Veterinary Drugs and Treatments
In small animals, clofazimine is sometimes used as part of multidrug
therapy against mycobacterial diseases, primarily leprosy-like
or M. avium-related disease states.
In humans, clofazimine is used primarily as part of a multi-drug
regimen in the treatment of all forms of leprosy (with rifampin
and dapsone), or the treatment of Mycobacterium avium complex
(MAC) (with at least two of the following agents: clarithromycin
or azithromycin, rifampin or rifabutin, and ethambutol).
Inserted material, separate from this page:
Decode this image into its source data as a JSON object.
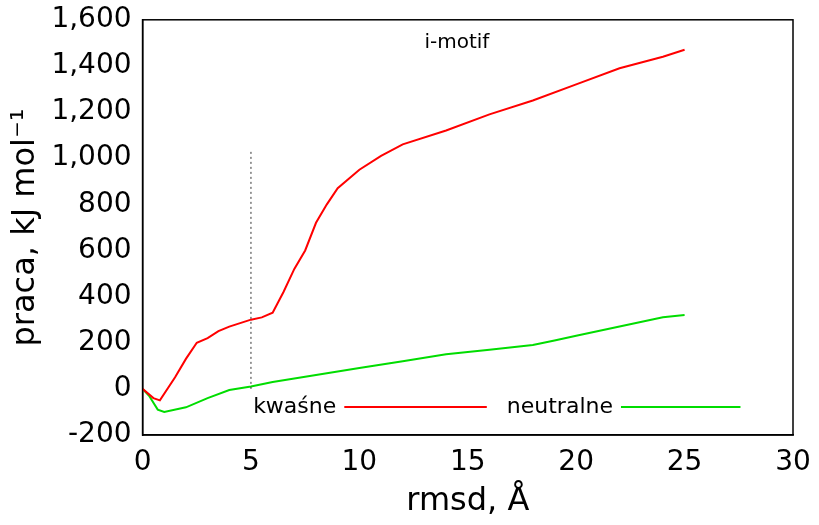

It has also
been used in some treatment regimens for Crohn’s disease, pyoderma
gangrenosum, etc.
Drug interactions
Potentially hazardous interactions with other drugs
Antibacterials: increased risk of ventricular
arrhythmias with bedaquiline.
Metabolism
Because of its lipophilic nature, clofazimine is mainly distributed to fatty tissue and reticuloendothelial cells, including macrophages. Clofazimine accumulates in the body and is largely excreted unchanged in the faeces, both as unabsorbed drug and via biliary excretion. About 1% of the dose is excreted in 24 hours in the urine as unchanged clofazimine and metabolites. A small amount of clofazimine is also excreted through sebaceous and sweat glands, and in sputum.
Purification Methods
Clofazimine recrystallises from acetone as dark red crystals. Its solubility in CHCl3 and EtOH is 7% and 0.1%, respectively,at room temperature. It is insoluble in H2O. It is antibacterial. [Barry et al. J Chem Soc 859 1958, Beilstein 25 III/IV 3033.]